Ewing sarcoma (EwS) is a highly metastatic bone cancer characterized by the ETS fusion oncoprotein EWS-FLI1. EwS cells are phenotypically highly plastic and switch between functionally distinct cell states dependent on EWS-FLI1 fluctuations. Whereas EWS-FLI1^high cells proliferate, EWS-FLI1^low cells are migratory and invasive. Recently, we reported activation of MRTFB and TEAD, effectors of RhoA and Hippo signalling, upon low EWS-FLI1, orchestrating key steps of the EwS migratory gene expression program. TEAD and its co-activators YAP and TAZ are commonly overexpressed in cancer, providing attractive therapeutic targets. We find TAZ levels to increase in the migratory EWS-FLI1^low state and to associate with adverse prognosis in EwS patients. We tested the effects of the potent YAP/TAZ/TEAD complex inhibitor verteporfin on EwS cell migration in vitro and on metastasis in vivo. Verteporfin suppressed expression of EWS-FLI1 regulated cytoskeletal genes involved in actin signalling to the extracellular matrix, effectively blocked F-actin and focal-adhesion assembly and inhibited EwS cell migration at submicromolar concentrations. In a mouse EwS xenograft model, verteporfin treatment reduced relapses at the surgical site and delayed lung metastasis. These data suggest that YAP/TAZ pathway inhibition may prevent EwS cell dissemination and metastasis, justifying further preclinical development of YAP/TAZ inhibitors for EwS treatment.

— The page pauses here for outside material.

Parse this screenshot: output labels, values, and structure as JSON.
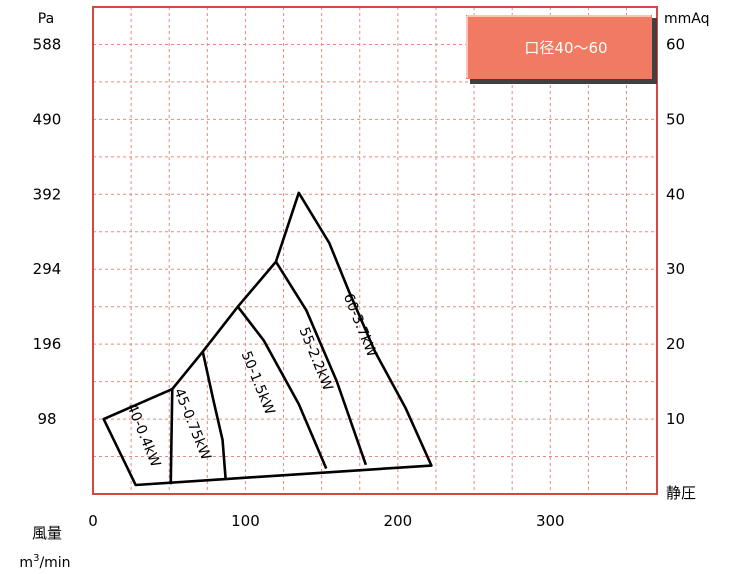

尤文肉瘤 (EwS) 是一种以 ETS 融合癌蛋白 EWS-FLI1 为特征的高度转移性骨癌。EwS 细胞在表型上具有高度的可塑性，并且依赖于 EWS-FLI1 波动在功能不同的细胞状态之间切换。而 EWS-FLI1^高细胞增殖，EWS-FLI1^低细胞是迁移和侵入性的。最近，我们报道了在低 EWS-FLI1 时激活 MRTFB 和 TEAD，即 RhoA 和 Hippo 信号传导的效应器，协调 EwS 迁移基因表达程序的关键步骤。TEAD 及其共激活剂 YAP 和 TAZ 通常在癌症中过度表达，从而提供有吸引力的治疗靶点。我们发现 TAZ 水平在迁移 EWS-FLI1^低点增加状态并与 EwS 患者的不良预后相关。我们测试了有效的 YAP/TAZ/TEAD 复合物抑制剂维替泊芬对体外 EwS 细胞迁移和体内转移的影响。Verteporfin 抑制 EWS-FLI1 调节的细胞骨架基因的表达，这些基因参与肌动蛋白信号传导至细胞外基质，有效阻断 F-肌动蛋白和焦点粘附组装，并在亚微摩尔浓度下抑制 EwS 细胞迁移。在小鼠 EwS 异种移植模型中，维替泊芬治疗减少了手术部位的复发并延迟了肺转移。这些数据表明，YAP/TAZ 通路抑制可能会阻止 EwS 细胞传播和转移，这证明了进一步开发用于 EwS 治疗的 YAP/TAZ 抑制剂的临床前开发。